Acarició la backpack que traía colgando a su espalda y descubrió que su computadora portátil estaba a punto de caer. Giro la mochila, acomodó la máquina para que no resbalara y guardó su teléfono en otro compartimento. Volvió a ponerse la mochila al hombro; metió la mano dentro de su chamarra de piel, que ya sólo era un recuerdo de épocas mejores, y sacó una brújula mientras contemplaba el sol radiante sobre su cabeza. Una voz la interrumpió:
—No tienes que verla; es obvio que el oeste es hacia allá.
Vestido como un piloto de la Segunda Guerra Mundial: pantalones caqui, botas altas, camisa azul cielo y chamarra de piel, ahí estaba Barry, portando un horrible gorro para el frío con el logo de los Patriotas de Nueva Inglaterra.

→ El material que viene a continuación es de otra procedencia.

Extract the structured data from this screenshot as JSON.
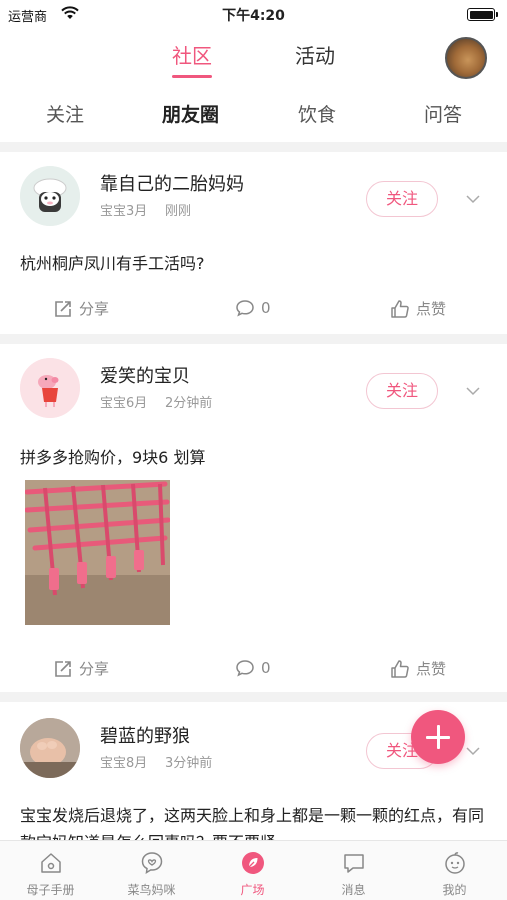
{
  "status_bar": {
    "carrier": "运营商",
    "time": "下午4:20"
  },
  "header": {
    "tabs": [
      {
        "label": "社区",
        "active": true
      },
      {
        "label": "活动",
        "active": false
      }
    ]
  },
  "subtabs": [
    {
      "label": "关注",
      "active": false
    },
    {
      "label": "朋友圈",
      "active": true
    },
    {
      "label": "饮食",
      "active": false
    },
    {
      "label": "问答",
      "active": false
    }
  ],
  "posts": [
    {
      "author": "靠自己的二胎妈妈",
      "baby_age": "宝宝3月",
      "time": "刚刚",
      "follow_label": "关注",
      "content": "杭州桐庐凤川有手工活吗?",
      "share_label": "分享",
      "comment_count": "0",
      "like_label": "点赞"
    },
    {
      "author": "爱笑的宝贝",
      "baby_age": "宝宝6月",
      "time": "2分钟前",
      "follow_label": "关注",
      "content": "拼多多抢购价，9块6  划算",
      "share_label": "分享",
      "comment_count": "0",
      "like_label": "点赞"
    },
    {
      "author": "碧蓝的野狼",
      "baby_age": "宝宝8月",
      "time": "3分钟前",
      "follow_label": "关注",
      "content": "宝宝发烧后退烧了，这两天脸上和身上都是一颗一颗的红点，有同款宝妈知道是怎么回事吗？要不要紧"
    }
  ],
  "bottom_nav": [
    {
      "label": "母子手册",
      "icon": "home-icon",
      "active": false
    },
    {
      "label": "菜鸟妈咪",
      "icon": "chat-bubble-icon",
      "active": false
    },
    {
      "label": "广场",
      "icon": "leaf-icon",
      "active": true
    },
    {
      "label": "消息",
      "icon": "message-icon",
      "active": false
    },
    {
      "label": "我的",
      "icon": "profile-face-icon",
      "active": false
    }
  ],
  "colors": {
    "accent": "#f0577e",
    "follow_border": "#f3c6d2",
    "divider": "#f2f2f2",
    "muted": "#999999"
  }
}
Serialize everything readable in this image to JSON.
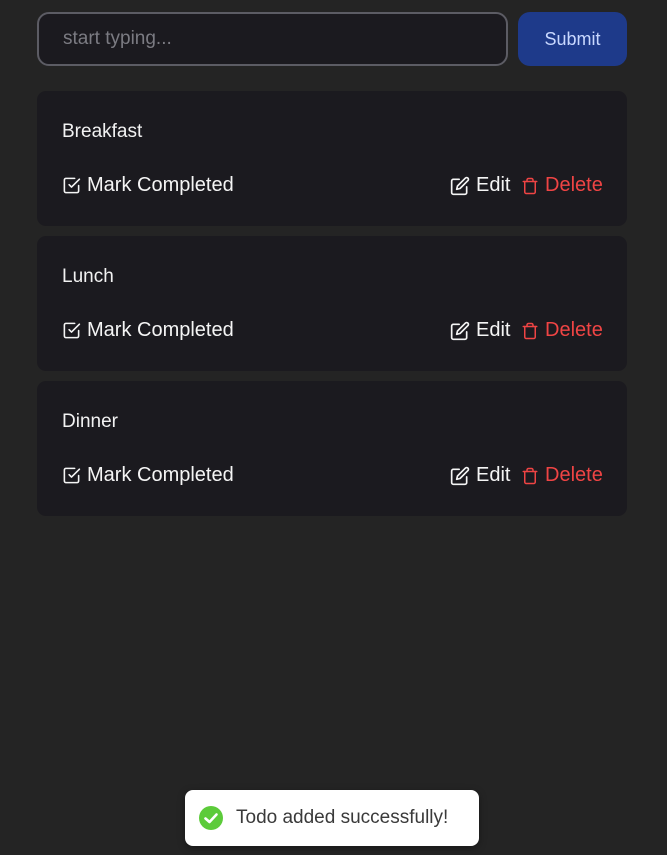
{
  "form": {
    "input_value": "",
    "input_placeholder": "start typing...",
    "submit_label": "Submit"
  },
  "todos": [
    {
      "title": "Breakfast",
      "mark_label": "Mark Completed",
      "edit_label": "Edit",
      "delete_label": "Delete"
    },
    {
      "title": "Lunch",
      "mark_label": "Mark Completed",
      "edit_label": "Edit",
      "delete_label": "Delete"
    },
    {
      "title": "Dinner",
      "mark_label": "Mark Completed",
      "edit_label": "Edit",
      "delete_label": "Delete"
    }
  ],
  "toast": {
    "message": "Todo added successfully!",
    "icon": "check-circle-icon"
  },
  "icons": {
    "mark": "check-square-icon",
    "edit": "edit-icon",
    "delete": "trash-icon"
  },
  "colors": {
    "background": "#242424",
    "card": "#1b1a1f",
    "submit_button": "#1e3a8a",
    "submit_text": "#c9d8ff",
    "delete": "#ef4444",
    "toast_success": "#5ccb3a"
  }
}
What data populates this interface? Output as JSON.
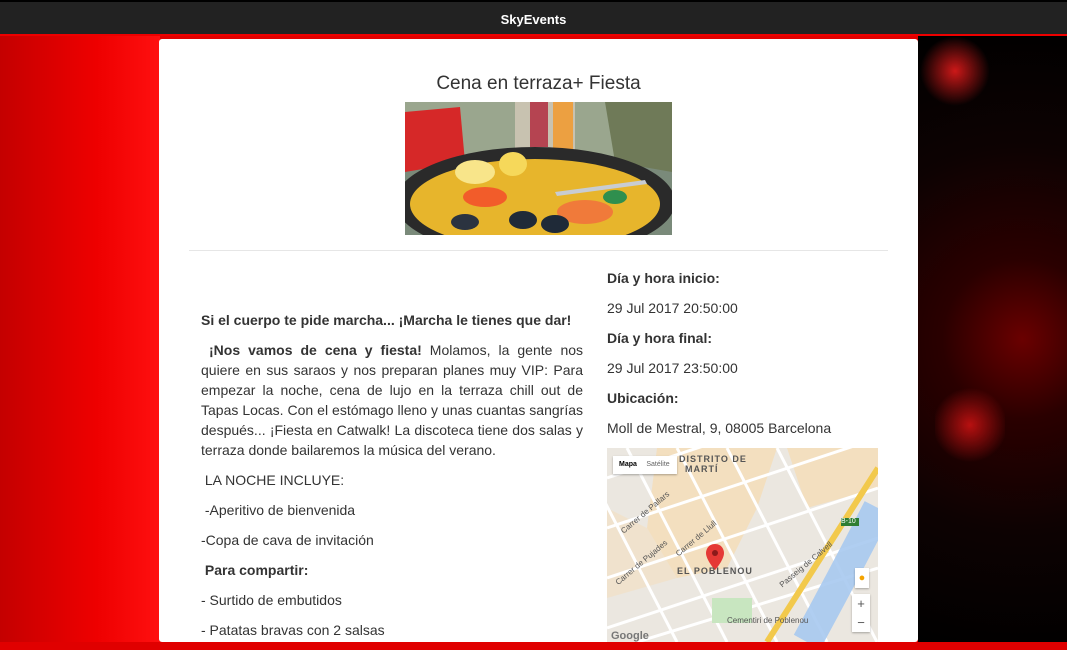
{
  "header": {
    "brand": "SkyEvents"
  },
  "event": {
    "title": "Cena en terraza+ Fiesta",
    "description": {
      "intro": "Si el cuerpo te pide marcha... ¡Marcha le tienes que dar!",
      "lead_bold": "¡Nos vamos de cena y fiesta!",
      "lead_text": " Molamos, la gente nos quiere en sus saraos y nos preparan planes muy VIP: Para empezar la noche, cena de lujo en la terraza chill out de Tapas Locas. Con el estómago lleno y unas cuantas sangrías después... ¡Fiesta en Catwalk! La discoteca tiene dos salas y terraza donde bailaremos la música del verano.",
      "includes_heading": "LA NOCHE INCLUYE:",
      "item1": "-Aperitivo de bienvenida",
      "item2": "-Copa de cava de invitación",
      "share_heading": "Para compartir:",
      "item3": "- Surtido de embutidos",
      "item4": "- Patatas bravas con 2 salsas"
    },
    "start_label": "Día y hora inicio:",
    "start_value": "29 Jul 2017 20:50:00",
    "end_label": "Día y hora final:",
    "end_value": "29 Jul 2017 23:50:00",
    "location_label": "Ubicación:",
    "location_value": "Moll de Mestral, 9, 08005 Barcelona"
  },
  "map": {
    "tab_map": "Mapa",
    "tab_satellite": "Satélite",
    "district_top": "DISTRITO DE",
    "district_top2": "MARTÍ",
    "district_main": "EL POBLENOU",
    "cemetery": "Cementiri de Poblenou",
    "street_pallars": "Carrer de Pallars",
    "street_pujades": "Carrer de Pujades",
    "street_llull": "Carrer de Llull",
    "street_calvell": "Passeig de Calvell",
    "road_b10": "B-10",
    "zoom_in": "+",
    "zoom_out": "−",
    "google": "Google"
  }
}
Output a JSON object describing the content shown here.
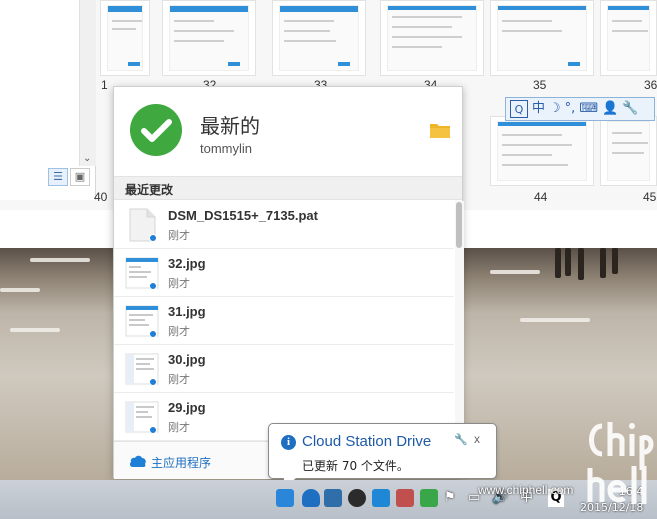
{
  "explorer": {
    "thumb_labels": [
      "32",
      "33",
      "34",
      "35",
      "36",
      "44",
      "45"
    ],
    "partial_labels": [
      "1",
      "40"
    ]
  },
  "ime": {
    "items": [
      "中",
      "☽",
      "°,",
      "⌨",
      "👤",
      "🔧"
    ]
  },
  "popup": {
    "status_title": "最新的",
    "username": "tommylin",
    "section_title": "最近更改",
    "files": [
      {
        "name": "DSM_DS1515+_7135.pat",
        "time": "刚才",
        "type": "file"
      },
      {
        "name": "32.jpg",
        "time": "刚才",
        "type": "image"
      },
      {
        "name": "31.jpg",
        "time": "刚才",
        "type": "image"
      },
      {
        "name": "30.jpg",
        "time": "刚才",
        "type": "image"
      },
      {
        "name": "29.jpg",
        "time": "刚才",
        "type": "image"
      }
    ],
    "footer_label": "主应用程序"
  },
  "balloon": {
    "title": "Cloud Station Drive",
    "message": "已更新 70 个文件。",
    "close": "x"
  },
  "taskbar": {
    "ime_indicator": "中",
    "clock_time": "16:4",
    "clock_date": "2015/12/18"
  },
  "watermark": {
    "url": "www.chiphell.com",
    "logo_text": "chiphell"
  },
  "colors": {
    "accent": "#1e7fd6",
    "success": "#3fa83f",
    "folder": "#f0b429"
  }
}
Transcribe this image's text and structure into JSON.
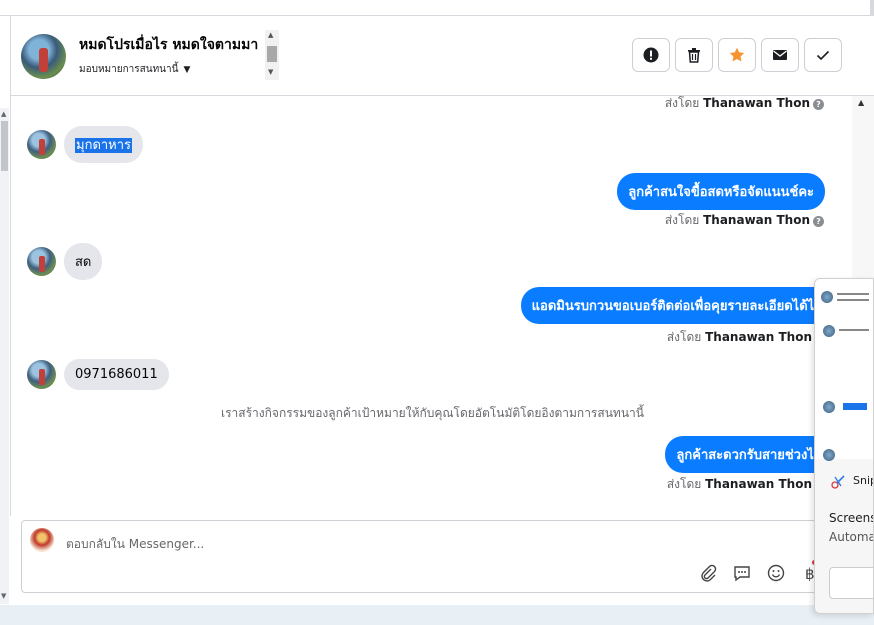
{
  "header": {
    "conversation_name": "หมดโปรเมื่อไร หมดใจตามมา",
    "assign_label": "มอบหมายการสนทนานี้",
    "buttons": {
      "spam": "spam-icon",
      "delete": "trash-icon",
      "star": "star-icon",
      "mail": "mail-icon",
      "done": "check-icon"
    }
  },
  "messages": {
    "sent_by_prefix": "ส่งโดย",
    "agent_name": "Thanawan Thon",
    "m0_selected": "มุกดาหาร",
    "m1": "ลูกค้าสนใจขื้อสดหรือจัดแนนช์คะ",
    "m2": "สด",
    "m3": "แอดมินรบกวนขอเบอร์ติดต่อเพื่อคุยรายละเอียดได้ไหมคะ",
    "m4": "0971686011",
    "system_note": "เราสร้างกิจกรรมของลูกค้าเป้าหมายให้กับคุณโดยอัตโนมัติโดยอิงตามการสนทนานี้",
    "m5": "ลูกค้าสะดวกรับสายช่วงไหนคะ"
  },
  "composer": {
    "placeholder": "ตอบกลับใน Messenger...",
    "icons": [
      "attachment-icon",
      "saved-reply-icon",
      "emoji-icon",
      "baht-icon"
    ]
  },
  "snip_popup": {
    "app_name": "Snip",
    "line1": "Screens",
    "line2": "Automa"
  },
  "colors": {
    "outgoing_bubble": "#0a7cff",
    "incoming_bubble": "#e4e6eb",
    "star": "#f7932c"
  }
}
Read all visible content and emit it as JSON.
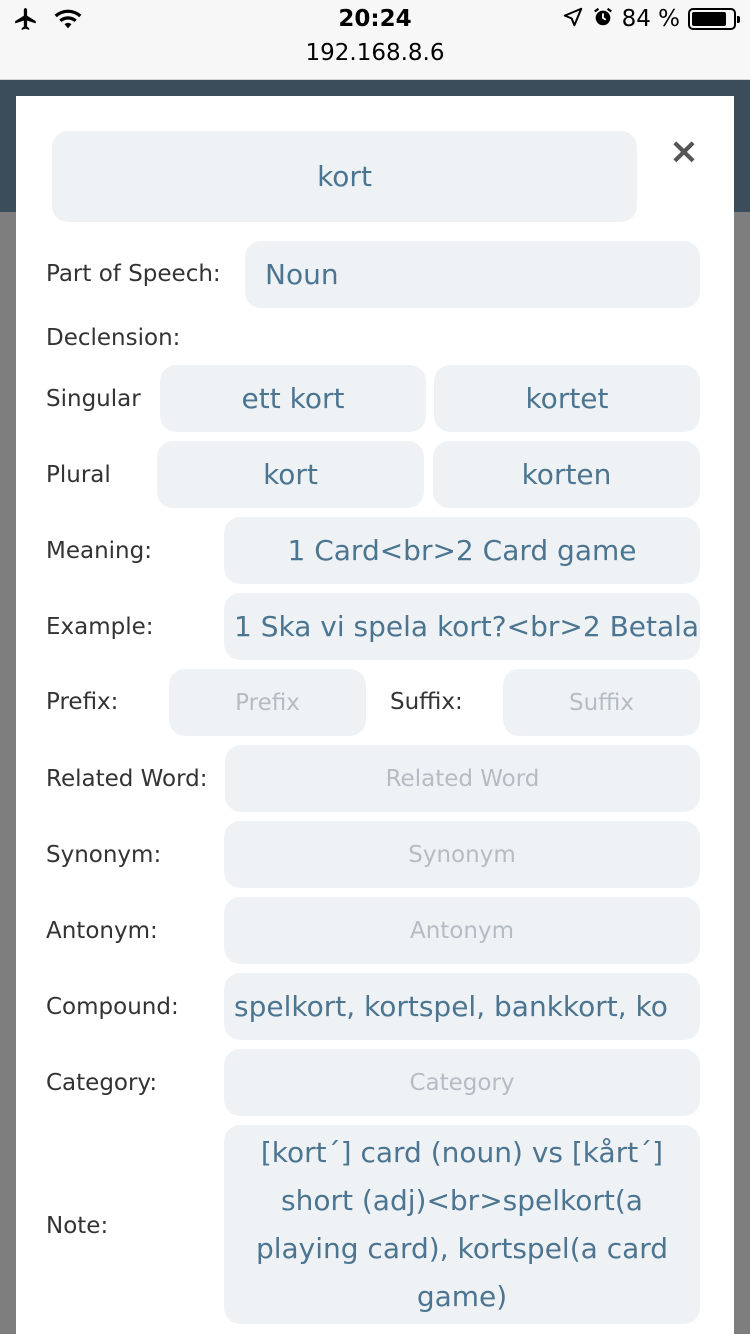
{
  "status": {
    "time": "20:24",
    "url": "192.168.8.6",
    "battery": "84 %",
    "battery_level": 0.84
  },
  "modal": {
    "close_label": "×",
    "word": "kort",
    "labels": {
      "part_of_speech": "Part of Speech:",
      "declension": "Declension:",
      "singular": "Singular",
      "plural": "Plural",
      "meaning": "Meaning:",
      "example": "Example:",
      "prefix": "Prefix:",
      "suffix": "Suffix:",
      "related": "Related Word:",
      "synonym": "Synonym:",
      "antonym": "Antonym:",
      "compound": "Compound:",
      "category": "Category:",
      "note": "Note:"
    },
    "values": {
      "part_of_speech": "Noun",
      "singular_indefinite": "ett kort",
      "singular_definite": "kortet",
      "plural_indefinite": "kort",
      "plural_definite": "korten",
      "meaning": "1 Card<br>2 Card game",
      "example": "1 Ska vi spela kort?<br>2 Betala",
      "compound": "spelkort, kortspel, bankkort, ko",
      "note": "[kort´] card (noun) vs [kårt´] short (adj)<br>spelkort(a playing card), kortspel(a card game)"
    },
    "placeholders": {
      "prefix": "Prefix",
      "suffix": "Suffix",
      "related": "Related Word",
      "synonym": "Synonym",
      "antonym": "Antonym",
      "category": "Category"
    }
  }
}
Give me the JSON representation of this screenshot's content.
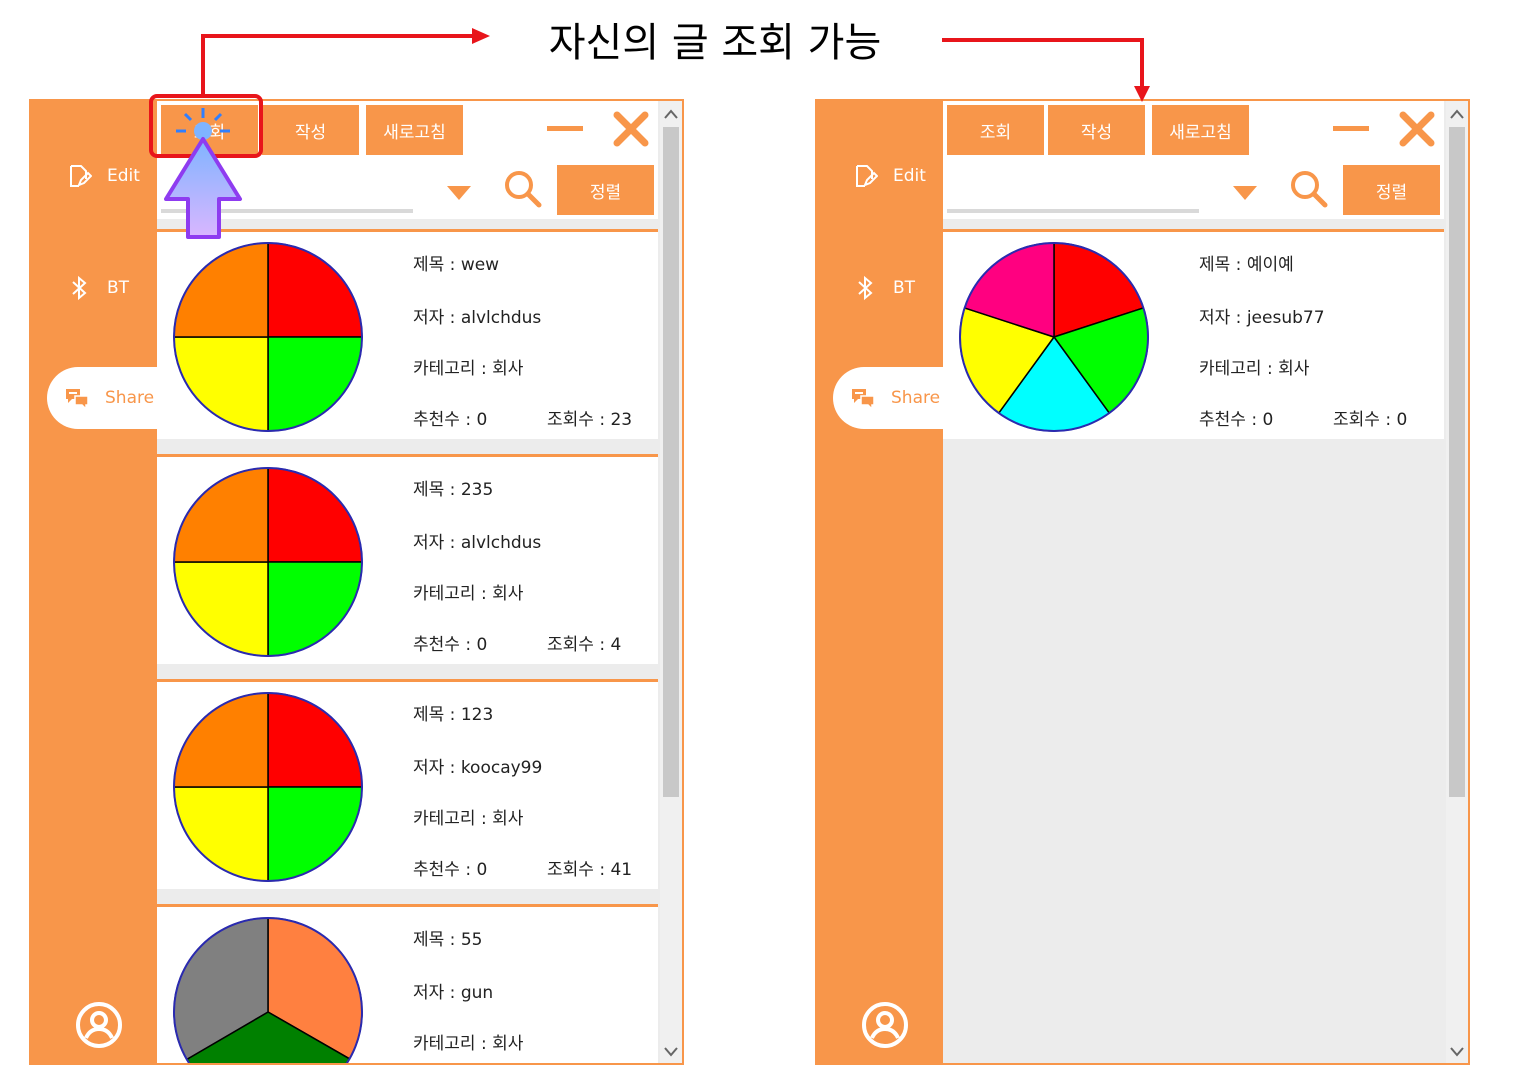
{
  "annotation": {
    "caption": "자신의 글 조회 가능"
  },
  "colors": {
    "accent": "#f8964a",
    "annotation_red": "#e8151b",
    "pointer_arrow": "#8e3cf0"
  },
  "left_window": {
    "sidebar": {
      "items": [
        {
          "label": "Edit",
          "icon": "edit-icon"
        },
        {
          "label": "BT",
          "icon": "bluetooth-icon"
        },
        {
          "label": "Share",
          "icon": "chat-icon",
          "selected": true
        }
      ],
      "profile_icon": "user-profile-icon"
    },
    "toolbar": {
      "view_label": "조회",
      "write_label": "작성",
      "refresh_label": "새로고침"
    },
    "search": {
      "value": "",
      "sort_label": "정렬"
    },
    "posts": [
      {
        "title": "제목 : wew",
        "author": "저자 : alvlchdus",
        "category": "카테고리 : 회사",
        "likes": "추천수 : 0",
        "views": "조회수 : 23",
        "pie": [
          {
            "color": "#ff0000",
            "value": 25
          },
          {
            "color": "#00ff00",
            "value": 25
          },
          {
            "color": "#ffff00",
            "value": 25
          },
          {
            "color": "#ff8000",
            "value": 25
          }
        ]
      },
      {
        "title": "제목 : 235",
        "author": "저자 : alvlchdus",
        "category": "카테고리 : 회사",
        "likes": "추천수 : 0",
        "views": "조회수 : 4",
        "pie": [
          {
            "color": "#ff0000",
            "value": 25
          },
          {
            "color": "#00ff00",
            "value": 25
          },
          {
            "color": "#ffff00",
            "value": 25
          },
          {
            "color": "#ff8000",
            "value": 25
          }
        ]
      },
      {
        "title": "제목 : 123",
        "author": "저자 : koocay99",
        "category": "카테고리 : 회사",
        "likes": "추천수 : 0",
        "views": "조회수 : 41",
        "pie": [
          {
            "color": "#ff0000",
            "value": 25
          },
          {
            "color": "#00ff00",
            "value": 25
          },
          {
            "color": "#ffff00",
            "value": 25
          },
          {
            "color": "#ff8000",
            "value": 25
          }
        ]
      },
      {
        "title": "제목 : 55",
        "author": "저자 : gun",
        "category": "카테고리 : 회사",
        "likes": "",
        "views": "",
        "pie": [
          {
            "color": "#ff8040",
            "value": 33.3
          },
          {
            "color": "#008000",
            "value": 33.3
          },
          {
            "color": "#808080",
            "value": 33.4
          }
        ]
      }
    ]
  },
  "right_window": {
    "sidebar": {
      "items": [
        {
          "label": "Edit",
          "icon": "edit-icon"
        },
        {
          "label": "BT",
          "icon": "bluetooth-icon"
        },
        {
          "label": "Share",
          "icon": "chat-icon",
          "selected": true
        }
      ],
      "profile_icon": "user-profile-icon"
    },
    "toolbar": {
      "view_label": "조회",
      "write_label": "작성",
      "refresh_label": "새로고침"
    },
    "search": {
      "value": "",
      "sort_label": "정렬"
    },
    "posts": [
      {
        "title": "제목 : 예이예",
        "author": "저자 : jeesub77",
        "category": "카테고리 : 회사",
        "likes": "추천수 : 0",
        "views": "조회수 : 0",
        "pie": [
          {
            "color": "#ff0000",
            "value": 20
          },
          {
            "color": "#00ff00",
            "value": 20
          },
          {
            "color": "#00ffff",
            "value": 20
          },
          {
            "color": "#ffff00",
            "value": 20
          },
          {
            "color": "#ff0080",
            "value": 20
          }
        ]
      }
    ]
  }
}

Tirado en el piso, él señaló hacia un punto en el camino, mientras devoraba unos Twinkie Wonder de vainilla. Parecía no importarle que el astro rey estuviera quemándole los ojos y que el calor asfixiante aumentara la sensación grasosa de los pastelillos.
—¿Sabes? Si manejamos todo al este, podremos llegar a Las Vegas... La reconstrucción la dejó hecha un paraíso. Seguro ahí podremos tener una mejor vida —dijo, mientras se ponía las gafas de sol y pudo enfocar la alargada figura de esa pelirroja que tanto lo obsesionaba. Ahí estaba ella, montada en sus botas moradas "Dr. Marteens" de veinticuatro agujeros, lanzándole esa condescendiente sonrisa que siempre temió. De inmediato supo que esa sería la última vez que estarían juntos.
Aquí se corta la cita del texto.